Taryn Simon: There is a simplicity in its minimalist appearance that betrays the complexities, fatigue, red tape, smells, contaminants etc... behind the scene. I'm interested in the illusion of order and its consequences.
Landscape Stories: How do you choose your subjects? It seems that you do it with extreme care.
Taryn Simon: I spend an enormous amount of time researching, writing, exploring, trying, failing etc... to get to what in the end is my subject.
Landscape Stories: What strikes me are the photos with prohibited animal corpses. Can you tell me about these photos?
Taryn Simon: The most notable one was a massive bird corpse that came in an envelope without any special packaging to Florida. Customs claimed it was for witchcraft purposes. We were sifting through a ton of material with speed. When that was opened everyone was immediately locked down and gloves and masks were brought in.
Landscape Stories: Is the inclination of the taxonomy that your imagery implies, a way to curb the illusive power of photography?
Taryn Simon: It depends on which project your talking about. In Contraband, I was not so focused on issues surrounding photography. In the Innocents, I am. In Contraband photography is used in a machine like form to allow a relentless pile of images representing a flattening of desire (everyone chasing the same forbidden escapes) and the impossibility of economic controls invested in the idea of preserving branding, preserving the original. There were an enormous number of counterfeit items being seized by Customs: Counterfeit pharmaceuticals, handbags, clothing.... The copies weren't allowed entrance to the country but the photograph was: a copy of a copy that is then entered into another economic exchange as 'art'.
Landscape Stories: The experience of photographing the 1,075 objects , I read , that it was a disorienting for you. You lived in the airport for five days, worked long hours, found it hard to sleep. Can you tell me more about these days?
Taryn Simon: They were spent under fluorescent lights that never went out. The roughest part was actually dealing with my feet. I was committed to documenting a full working week's seizures and working at the pace of the goods entereing into the United States. This required working around the clock without stopping. Being on your feet all that time is brutal. By the end I was wrapping paper towels around my feet and trying to build cushions in my shoes. I felt like I was standing on the most sensitive bruises I had ever experienced. That coupled with mind numbing fatigue was the main challenge.
Landscape Stories: How do you gain access to so many restricted areas? What is the process you use?
Taryn Simon: There's no formula. It depends on what I'm trying to enter.

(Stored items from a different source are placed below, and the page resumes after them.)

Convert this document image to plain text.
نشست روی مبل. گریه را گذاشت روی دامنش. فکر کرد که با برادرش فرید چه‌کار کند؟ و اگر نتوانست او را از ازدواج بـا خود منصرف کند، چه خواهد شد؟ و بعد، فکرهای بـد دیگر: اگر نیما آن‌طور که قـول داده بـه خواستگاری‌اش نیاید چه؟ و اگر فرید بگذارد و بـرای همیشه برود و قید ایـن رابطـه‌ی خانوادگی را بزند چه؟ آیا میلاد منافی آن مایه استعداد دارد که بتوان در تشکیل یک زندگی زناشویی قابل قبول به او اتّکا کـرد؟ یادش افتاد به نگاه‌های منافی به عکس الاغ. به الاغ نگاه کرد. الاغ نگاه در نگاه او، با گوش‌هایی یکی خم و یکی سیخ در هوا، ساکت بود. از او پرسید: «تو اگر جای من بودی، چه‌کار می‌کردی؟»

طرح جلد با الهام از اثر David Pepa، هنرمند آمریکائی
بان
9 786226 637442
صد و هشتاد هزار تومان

Landscape Stories: "Contraband" is narrowly focused, the result of an intense period of engagement with a single, but endlessly intriguing, subject. It reveals the contemporary America. What do you think?
Taryn Simon: —-
Landscape Stories: Your works revealed issues on which confront the gap that exists between the public access and the privileged knowledge. Can you tell me about how you see the idea of the public vs. the restricted now that you have gained access to the restricted?
Taryn Simon: Separations are often necessary. The result of these divides is the preservation of power and often the furthering of fantasy.